Remembering the text I had used on my OK message, I didn’t want to start firing those off to various members of family, so my plan was to set up a Test profile with messages sent to only my email account.
With this new approach, I did a very quick test to track my drive to Fencing training and back. Success!
Since then, results have been mixed using it in various locations around Europe.
The real reason for purchasing the SPOT was for emergency situations and, hopefully, I’ll never have the opportunity to test that functionality but, in these days of improved phone signal I really am wondering if the subscription is worth the price when I come to renew.
In conclusion, a clever device and potentially life saving but an expensive and unreliable way of sharing locations with others.
Update: annoyingly, once Spot have your credit card details, they automatically renew once your subscription expires. To cancel, you have to contact them two or three months in advance. I did this via the “Contact Us” form on their website.

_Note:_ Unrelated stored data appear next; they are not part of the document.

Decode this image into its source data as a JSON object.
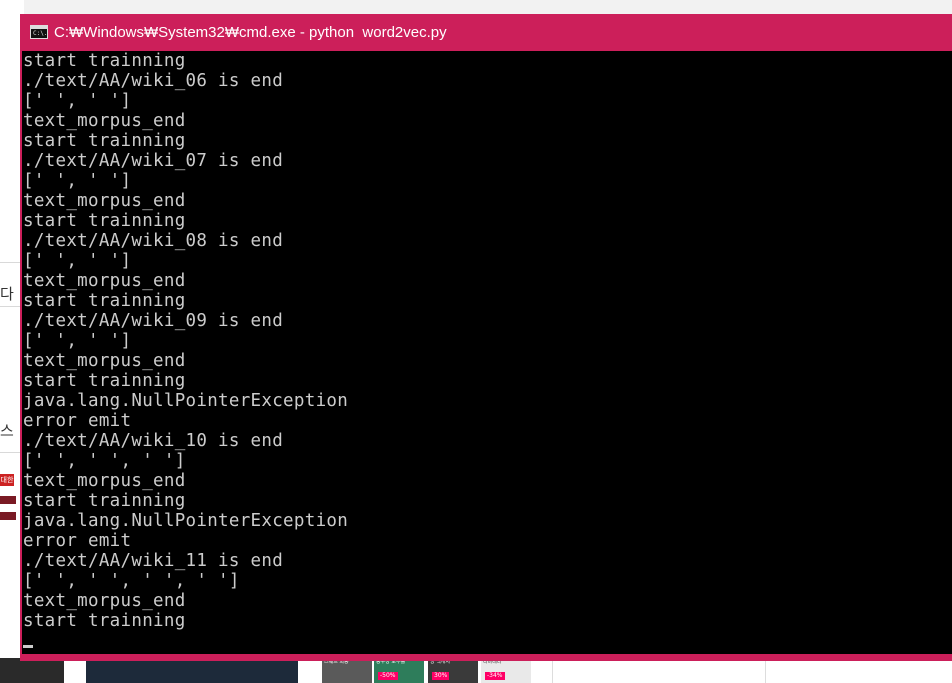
{
  "window": {
    "title": "C:₩Windows₩System32₩cmd.exe - python  word2vec.py",
    "icon": "cmd-console-icon",
    "icon_text": "C:\\.",
    "accent_color": "#cc1f5a"
  },
  "terminal": {
    "background": "#000000",
    "foreground": "#cccccc",
    "lines": [
      "start trainning",
      "./text/AA/wiki_06 is end",
      "[' ', ' ']",
      "text_morpus_end",
      "start trainning",
      "./text/AA/wiki_07 is end",
      "[' ', ' ']",
      "text_morpus_end",
      "start trainning",
      "./text/AA/wiki_08 is end",
      "[' ', ' ']",
      "text_morpus_end",
      "start trainning",
      "./text/AA/wiki_09 is end",
      "[' ', ' ']",
      "text_morpus_end",
      "start trainning",
      "java.lang.NullPointerException",
      "error emit",
      "./text/AA/wiki_10 is end",
      "[' ', ' ', ' ']",
      "text_morpus_end",
      "start trainning",
      "java.lang.NullPointerException",
      "error emit",
      "./text/AA/wiki_11 is end",
      "[' ', ' ', ' ', ' ']",
      "text_morpus_end",
      "start trainning"
    ]
  },
  "background": {
    "left_glyphs": [
      "다",
      "스"
    ],
    "left_tag": "대한",
    "thumbs": [
      {
        "caption": "스웨드 회동",
        "badge": "",
        "color": "#5a5a5a"
      },
      {
        "caption": "농구장 토투를",
        "badge": "-50%",
        "color": "#2e7d5b"
      },
      {
        "caption": "망 백개시",
        "badge": "30%",
        "color": "#3a3a3a"
      },
      {
        "caption": "리바래터",
        "badge": "-34%",
        "color": "#e9e9e9"
      }
    ]
  }
}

Numerous emails were sent back and forth until they offered me a very good deal on the subscription. I’ve renewed for another year.
Sadly I suspect it will be more haggling again this time next year.
Update 2: After a further price increase, I cancelled my subscription and gave the SPOT device away. Personally, I feel it was a waste of money. I think these sort of devices are great for anyone who gets really off the beaten track but for most of us, they are an expensive gimmick. It seems I’m not alone in my thoughts.